Domesticated animals do not have a right to reproduce: 164.
Conclusion: If animals are persons, we must abolish our institutionalized exploitation of them and stop using and
killing them for our purposes; veganism is a moral imperative. Domestication cannot be justified: 164–65.

Conclusion
This book was not meant to convince those who believe animals are merely things that they are wrong; it was meant
to convince those who do regard animals as having moral value that veganism is a moral imperative: 166.
Our conventional thinking about animals is that they matter morally because they are sentient; we are obligated not
to impose “unnecessary” suffering on them and to treat them “humanely,” but they are chattel property that we can
use and kill: 166–67.
Because animals are property, the standard of animal welfare is very low: 167.
Our denial of personhood to animals based on their supposedly not having an interest in continuing to live is
absurd and cannot be defended; nonhuman personhood, like human personhood, depends only on sentience: 167–
68.
We may not know where the precise line is between nonhumans who are sentient and those who are not, but
virtually all the animals we routinely exploit are unquestionably sentient; where we are not sure, we should err in favor
of treating beings as sentient given what is at stake: 168–69.
If animals are going to matter morally, then they must have the one right not to be property; if they are property,
they remain as things: 169.
If we agree that animals matter morally, we can no longer justify killing animals pursuant to our institutionalized
exploitation of them, irrespective of however supposedly “humane,” and we are obligated to be vegan: 169.
This view may appear to be radical, but we would see it as consistent with our widely shared view that it is wrong
to impose “unnecessary” suffering on animals if we did not assume the legitimacy of the property status of animals:
169–70.
Our moral “conflicts” with animals are, for the most part, of our own making: 170.

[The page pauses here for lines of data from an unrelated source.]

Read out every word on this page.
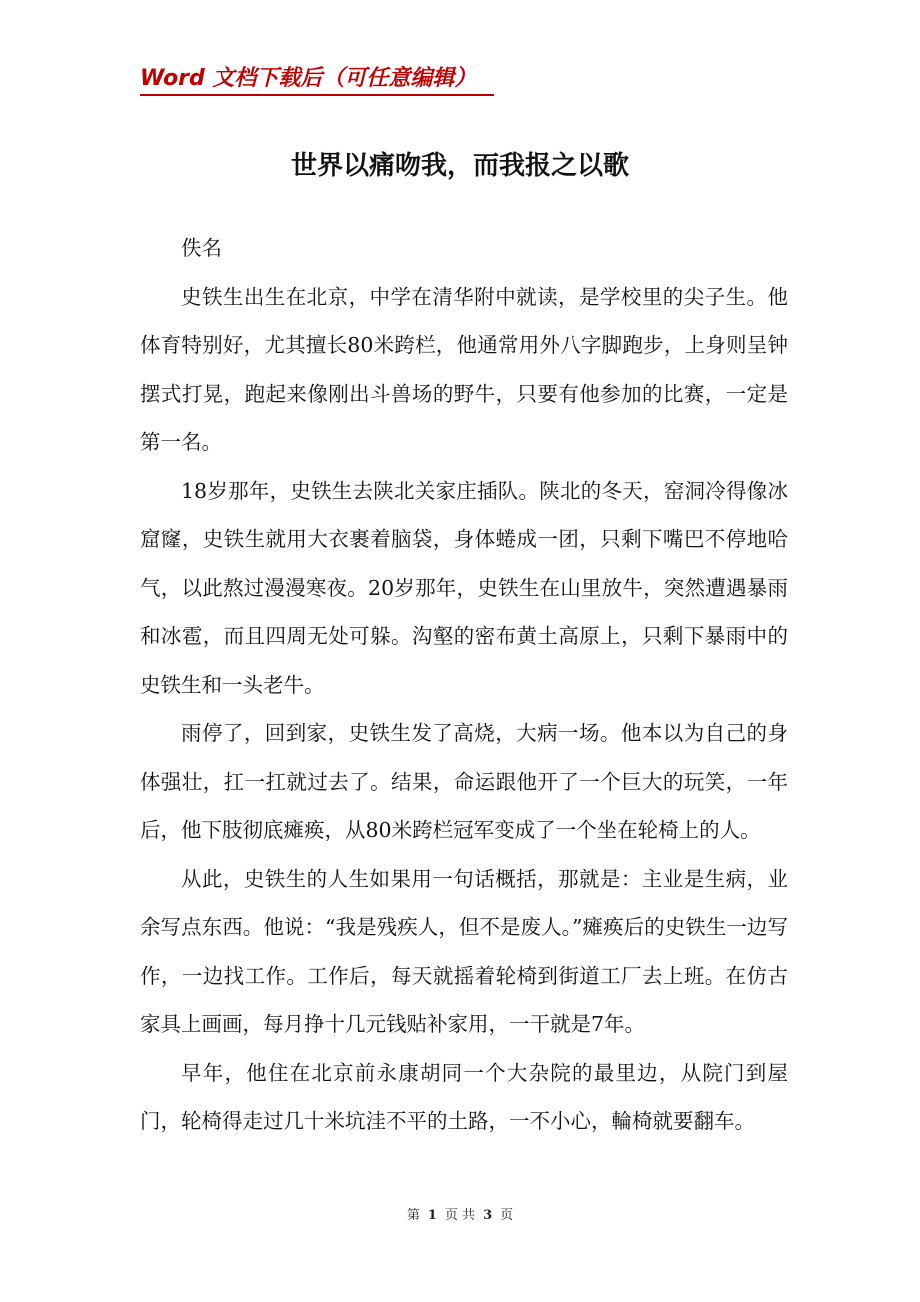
Word 文档下载后（可任意编辑）
世界以痛吻我，而我报之以歌

佚名

史铁生出生在北京，中学在清华附中就读，是学校里的尖子生。他体育特别好，尤其擅长80米跨栏，他通常用外八字脚跑步，上身则呈钟摆式打晃，跑起来像刚出斗兽场的野牛，只要有他参加的比赛，一定是第一名。

18岁那年，史铁生去陕北关家庄插队。陕北的冬天，窑洞冷得像冰窟窿，史铁生就用大衣裹着脑袋，身体蜷成一团，只剩下嘴巴不停地哈气，以此熬过漫漫寒夜。20岁那年，史铁生在山里放牛，突然遭遇暴雨和冰雹，而且四周无处可躲。沟壑的密布黄土高原上，只剩下暴雨中的史铁生和一头老牛。

雨停了，回到家，史铁生发了高烧，大病一场。他本以为自己的身体强壮，扛一扛就过去了。结果，命运跟他开了一个巨大的玩笑，一年后，他下肢彻底瘫痪，从80米跨栏冠军变成了一个坐在轮椅上的人。

从此，史铁生的人生如果用一句话概括，那就是：主业是生病，业余写点东西。他说：“我是残疾人，但不是废人。”瘫痪后的史铁生一边写作，一边找工作。工作后，每天就摇着轮椅到街道工厂去上班。在仿古家具上画画，每月挣十几元钱贴补家用，一干就是7年。

早年，他住在北京前永康胡同一个大杂院的最里边，从院门到屋门，轮椅得走过几十米坑洼不平的土路，一不小心，輪椅就要翻车。

第 1 页 共 3 页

We have an obligation to care for domesticated animals now in existence, but we should stop causing more to
come into existence: 170.
There are those who claim that the Abolitionist position for which I argue would result in a bleak world because we
would no longer have the joy of interacting with animals, but this position neglects that our joy comes at a great
expense to animals and that our world would be enriched immeasurably by our no longer taking part in the
unspeakable violence and injustice of animal exploitation: 170–71.
If we stopped treating animals like things, we would no longer have the template that allows us to discriminate
against, commodify, and otherwise harm disfavored groups of humans whom we analogize to animals: 171.
There will still be conflicts between humans and nondomesticated animals, but we will view these conflicts in a
different way once we recognize that animal lives matter: 172.
An Abolitionist world would be anything but bleak and may also represent our best chance for avoiding climate
catastrophe and more pandemics and other zoonotic diseases as well as alleviating human hunger: 172.
It is extreme (in the sense of being extremely inconsistent) to maintain that animals have moral value and not be
vegan: 172.
It is not realistic to suggest that going on as we have will change the world for animals; the only realistic solution is
for the very large number of humans who believe that nonhumans matter morally to stop participating in their
exploitation. This would result in a dramatic decrease in demand for animal products and a shift in social discourse
from a focus on whether treatment is “humane” to whether use can be justified; it would also make possible more
meaningful political efforts: 173.
Those humans who value nonhumans morally but who are not yet vegan are the key to change and to the
revolution of the heart that is desperately needed: 173.